Causette : On patauge dans la crise du Covid depuis un an. Les Français·es n’ont pas le moral. Et vous, comment allez-​vous ? Vous arrivez à garder espoir en ce moment ? 
Christiane Taubira : C’est normal que le moral soit en berne. Il y a de quoi. Avec cette pandémie, on fait l’expérience d’une espèce d’impuissance paroxystique. Il y a une chape qui pèse sur nous. Depuis plus d’un an, toute parole publique est une parole sur la pandémie. Ça pèse forcément sur le moral et le mental. Pour ma part, je n’y échappe pas. J’ai perdu des personnes que j’aimais. C’est un moment extrêmement rude. Cela étant, il faut que nous soyons conscients de nos capacités à encaisser et de notre aptitude à la survie. Donc, je garde le moral parce que je sais qu’il y a des gens qui sont dans une situation infiniment plus difficile, qui tournent d’une difficulté à l’autre, qui sont encerclés. Pour eux, je me dois de cultiver ma joie. C’est d’abord à moi que ça fait du bien, mais je le dois à ces personnes-​là. Je me dois d’entretenir mon énergie, d’arroser mon optimisme et d’essayer de voir quels sont les leviers qui nous permettront de survivre à ça. Parce qu’il est établi que nous allons y survivre. 

Comment peut-​on résister ? Faut-​il essayer de refuser la situation ? 
C. T. : D’une certaine façon, oui.

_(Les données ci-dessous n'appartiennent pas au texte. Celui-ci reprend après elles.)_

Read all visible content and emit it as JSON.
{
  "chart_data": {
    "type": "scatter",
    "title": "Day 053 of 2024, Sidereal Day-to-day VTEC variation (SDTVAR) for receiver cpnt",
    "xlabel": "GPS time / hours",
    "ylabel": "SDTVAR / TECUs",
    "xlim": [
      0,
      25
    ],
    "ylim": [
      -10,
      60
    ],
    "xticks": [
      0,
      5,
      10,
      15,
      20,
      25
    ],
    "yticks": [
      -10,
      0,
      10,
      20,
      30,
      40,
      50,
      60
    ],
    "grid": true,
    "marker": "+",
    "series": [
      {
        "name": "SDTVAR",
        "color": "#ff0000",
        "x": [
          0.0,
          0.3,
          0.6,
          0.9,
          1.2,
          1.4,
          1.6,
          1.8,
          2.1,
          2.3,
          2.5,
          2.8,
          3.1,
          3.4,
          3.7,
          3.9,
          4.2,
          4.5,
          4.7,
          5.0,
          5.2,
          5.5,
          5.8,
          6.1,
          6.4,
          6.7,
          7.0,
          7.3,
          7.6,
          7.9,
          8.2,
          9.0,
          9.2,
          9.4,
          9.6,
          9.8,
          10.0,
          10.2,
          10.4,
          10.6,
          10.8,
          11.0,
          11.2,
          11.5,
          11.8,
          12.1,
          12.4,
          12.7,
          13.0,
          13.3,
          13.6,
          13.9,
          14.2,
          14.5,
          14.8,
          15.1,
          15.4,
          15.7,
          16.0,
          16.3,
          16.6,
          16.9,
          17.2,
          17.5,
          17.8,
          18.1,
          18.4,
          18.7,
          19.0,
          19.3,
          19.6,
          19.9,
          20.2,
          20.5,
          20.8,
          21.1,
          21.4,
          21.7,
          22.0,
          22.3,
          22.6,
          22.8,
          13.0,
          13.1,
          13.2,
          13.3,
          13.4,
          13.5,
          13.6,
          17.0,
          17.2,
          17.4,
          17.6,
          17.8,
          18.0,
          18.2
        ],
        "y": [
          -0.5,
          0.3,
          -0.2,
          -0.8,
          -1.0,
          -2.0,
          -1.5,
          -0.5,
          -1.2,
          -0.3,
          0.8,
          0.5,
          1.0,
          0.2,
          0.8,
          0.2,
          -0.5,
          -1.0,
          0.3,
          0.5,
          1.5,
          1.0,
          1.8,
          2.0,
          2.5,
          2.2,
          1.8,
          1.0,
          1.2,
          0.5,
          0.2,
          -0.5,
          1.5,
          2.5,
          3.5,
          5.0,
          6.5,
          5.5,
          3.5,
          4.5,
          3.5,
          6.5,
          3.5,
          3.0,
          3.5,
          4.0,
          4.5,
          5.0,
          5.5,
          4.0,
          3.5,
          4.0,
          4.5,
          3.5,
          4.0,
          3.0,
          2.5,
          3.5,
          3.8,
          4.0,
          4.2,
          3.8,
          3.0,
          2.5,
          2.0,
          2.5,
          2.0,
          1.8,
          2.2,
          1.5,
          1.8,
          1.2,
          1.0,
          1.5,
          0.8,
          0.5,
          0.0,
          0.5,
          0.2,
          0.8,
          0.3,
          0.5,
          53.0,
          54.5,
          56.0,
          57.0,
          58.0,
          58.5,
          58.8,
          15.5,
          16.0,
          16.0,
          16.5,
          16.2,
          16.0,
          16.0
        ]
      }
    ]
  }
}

On a pris l’habitude – et quand je dis « on », c’est à la fois collectif et un renvoi aux responsabilités politiques – de relativiser, de se dire : « Bon, ma foi, c’est nécessaire. » Les restrictions de liberté ? « Bon, ma foi, c’est nécessaire. » Les inégalités et l’incapacité à les régler ? « Bon, ma foi, c’est inévitable. » Non, non, non et non ! Il faut continuer de penser et « penser, c’est dire non », rappelait le philosophe Alain. Moi, je traîne ça depuis que je suis ado. Je dis « non » d’abord. À tort, peut-​être, je m’en fous. Une fois que j’ai dit « non », je me pose, je réfléchis. Souvent, je maintiens. Parfois, je le transforme en « oui » ou en « oui peut-​être ». Mais il est très important de rappeler à la jeune génération que la situation que l’on vit n’est pas normale. On a une jeunesse qui fait l’expérience de devoir réfléchir avant de s’embrasser. C’est quand même dingue ! Il y a aussi eu la génération du sida, qui a une cinquantaine d’années aujourd’hui, qui a été contrainte de faire l’amour sous protection et c’était vraiment terrible. En tout cas, il faut refuser le moment actuel comme un moment de la norme. 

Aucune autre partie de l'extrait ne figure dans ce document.